In the HTML case, the only thing that can cause a speculation fail is document.write. Since XML has no document.write, the off-the-main-thread XML parser can parse its input to completion and doesn't need to support stream rewinding. All the tree ops can be queued up and they just need to be executed in chunks that end at a script execution op so that the world experienced by scripts looks as though the parts of the document after the current script didn't exist yet.

Parsing chrome: XML

Chrome documents in Firefox are localized using external DTDs that define named entities. This needs to work with the new implementation. Since initiating DTD IO from off the main thread is trouble, chrome: documents should be parsed on the main thread. To enable this, there should be an on-the-main-thread alternative for mozilla::XmlStreamParser: mozilla::XmlMainThreadStreamParser. To get assertions about which methods should run on which thread right, it is probably useful to actually have two classes instead of having one class with a flag that picks different code paths within the class. The two classes should probably share encoding sniffing code in a common superclass.
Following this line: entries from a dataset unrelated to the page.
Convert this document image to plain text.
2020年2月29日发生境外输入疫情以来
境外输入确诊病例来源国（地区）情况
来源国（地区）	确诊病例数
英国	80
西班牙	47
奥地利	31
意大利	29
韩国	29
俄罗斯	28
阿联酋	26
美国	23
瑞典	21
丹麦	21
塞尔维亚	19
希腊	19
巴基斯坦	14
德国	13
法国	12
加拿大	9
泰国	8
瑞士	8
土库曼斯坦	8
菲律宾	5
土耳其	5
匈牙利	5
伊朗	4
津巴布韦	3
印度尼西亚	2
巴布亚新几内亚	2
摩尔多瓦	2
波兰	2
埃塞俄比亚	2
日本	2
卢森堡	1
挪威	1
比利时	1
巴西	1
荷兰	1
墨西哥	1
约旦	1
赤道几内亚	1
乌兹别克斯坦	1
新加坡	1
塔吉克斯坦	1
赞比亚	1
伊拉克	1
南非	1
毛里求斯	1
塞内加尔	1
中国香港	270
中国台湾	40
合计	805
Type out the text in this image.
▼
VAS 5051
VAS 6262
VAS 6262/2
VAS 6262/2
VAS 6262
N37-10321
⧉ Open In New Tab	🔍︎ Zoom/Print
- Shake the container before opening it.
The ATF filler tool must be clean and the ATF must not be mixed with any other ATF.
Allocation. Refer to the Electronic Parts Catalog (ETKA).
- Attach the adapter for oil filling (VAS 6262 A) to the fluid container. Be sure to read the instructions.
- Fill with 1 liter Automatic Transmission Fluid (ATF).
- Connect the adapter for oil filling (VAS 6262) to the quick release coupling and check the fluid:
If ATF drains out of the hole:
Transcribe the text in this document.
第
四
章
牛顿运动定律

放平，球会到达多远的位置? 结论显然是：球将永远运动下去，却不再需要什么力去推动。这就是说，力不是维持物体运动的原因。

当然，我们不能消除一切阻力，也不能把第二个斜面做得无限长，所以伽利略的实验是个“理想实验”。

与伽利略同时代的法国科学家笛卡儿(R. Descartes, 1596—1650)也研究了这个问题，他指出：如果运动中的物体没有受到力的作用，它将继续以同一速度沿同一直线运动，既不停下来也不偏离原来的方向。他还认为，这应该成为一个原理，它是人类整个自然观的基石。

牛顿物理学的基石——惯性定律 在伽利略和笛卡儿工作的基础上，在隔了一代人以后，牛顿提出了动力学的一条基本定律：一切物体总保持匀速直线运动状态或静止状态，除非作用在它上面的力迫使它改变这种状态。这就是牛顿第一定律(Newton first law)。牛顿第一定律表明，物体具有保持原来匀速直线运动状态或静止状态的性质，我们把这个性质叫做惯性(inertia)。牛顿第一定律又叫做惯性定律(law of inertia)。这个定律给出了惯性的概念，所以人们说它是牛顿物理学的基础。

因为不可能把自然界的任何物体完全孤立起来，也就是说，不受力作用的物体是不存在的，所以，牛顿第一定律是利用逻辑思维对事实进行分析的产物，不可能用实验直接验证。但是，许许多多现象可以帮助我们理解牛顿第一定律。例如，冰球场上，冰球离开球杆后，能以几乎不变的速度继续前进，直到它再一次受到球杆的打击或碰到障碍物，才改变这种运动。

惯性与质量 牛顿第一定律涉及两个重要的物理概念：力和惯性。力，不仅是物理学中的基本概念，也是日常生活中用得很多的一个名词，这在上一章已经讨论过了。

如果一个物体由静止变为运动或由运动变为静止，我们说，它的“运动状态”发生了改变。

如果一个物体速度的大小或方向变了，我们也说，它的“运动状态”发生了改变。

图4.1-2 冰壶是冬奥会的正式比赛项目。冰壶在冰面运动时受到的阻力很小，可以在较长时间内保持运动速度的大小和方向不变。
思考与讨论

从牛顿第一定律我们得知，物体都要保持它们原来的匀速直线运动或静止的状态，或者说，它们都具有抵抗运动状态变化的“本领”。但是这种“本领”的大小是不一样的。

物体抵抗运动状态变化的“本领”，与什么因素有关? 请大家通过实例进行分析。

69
Since chrome: documents can be XHTML, it follows that mozilla::parser::xml::TreeOpGenerator needs to work on the main thread, too. This shouldn't be a big deal considering that tree op generation in the HTML case can run on either thread.

Parsing XML that's not Web content-like

We use expat for 1) XHR, 2) XML Web content, 3) Firefox UI files using the prototype parser and 4) for XSLT programs. Moving the last two off-the-main-thread may not be worthwhile.

Fragment parsing

On the HTML side, nsHtml5Parser also supports fragment parsing, but that functionality doesn't really benefit from being in the class that's oriented towards full page loading, so I think even on the HTML side, the fragment parsing functionality should be separated from nsHtml5Parser. I think it's not worthwhile to avoid using the tree op executor mechanism, though, since avoiding it would lead to a lot of code duplication. I think both HTML and XML should have distinct fragment parsing entry points in separate classes but the code for generating tree ops and executing them should be shared with the Web content network stream parsing code paths.

XSLT and XHR

The document that is given as input to an XSLT program and the document loaded via XHR are currently built by nsXMLContentSink. In the new world, they'd use the tree op mechanism instead like other things that currently use nsXMLContentSink.

Showing a common interface to nsDocument

nsIParser is pointlessly crufty and COMtaminated. There should be a new non-XPCOM abstract class that shows the commonality of XML and HTML parsing to nsDocument but no cruft. The new interface should look something like this:

class mozilla::parser::AParser {
  virtual void setCharsetAndSource(mozilla::Encoding* aEncoding, uint32_t aSource) = 0;
  virtual nsIStreamListener* GetStreamListener() = 0;
  virtual void UnblockParser() = 0;
  virtual void Start(nsIRequestObserver* aObserver) = 0; // Replaces Parse()
  virtual void Terminate() = 0;
  // possibly document.write and script execution stuff that'd be no-op in the XML case
};

Both mozilla::XmlParser and nsHtml5Parser would inherit from this abstract class.

Alternatives

Both the input stage to the XML parser (nsParser, nsScanner) and the output stage (nsXMLContentSink) could be rewritten to address legacy issues without also moving expat off the main thread.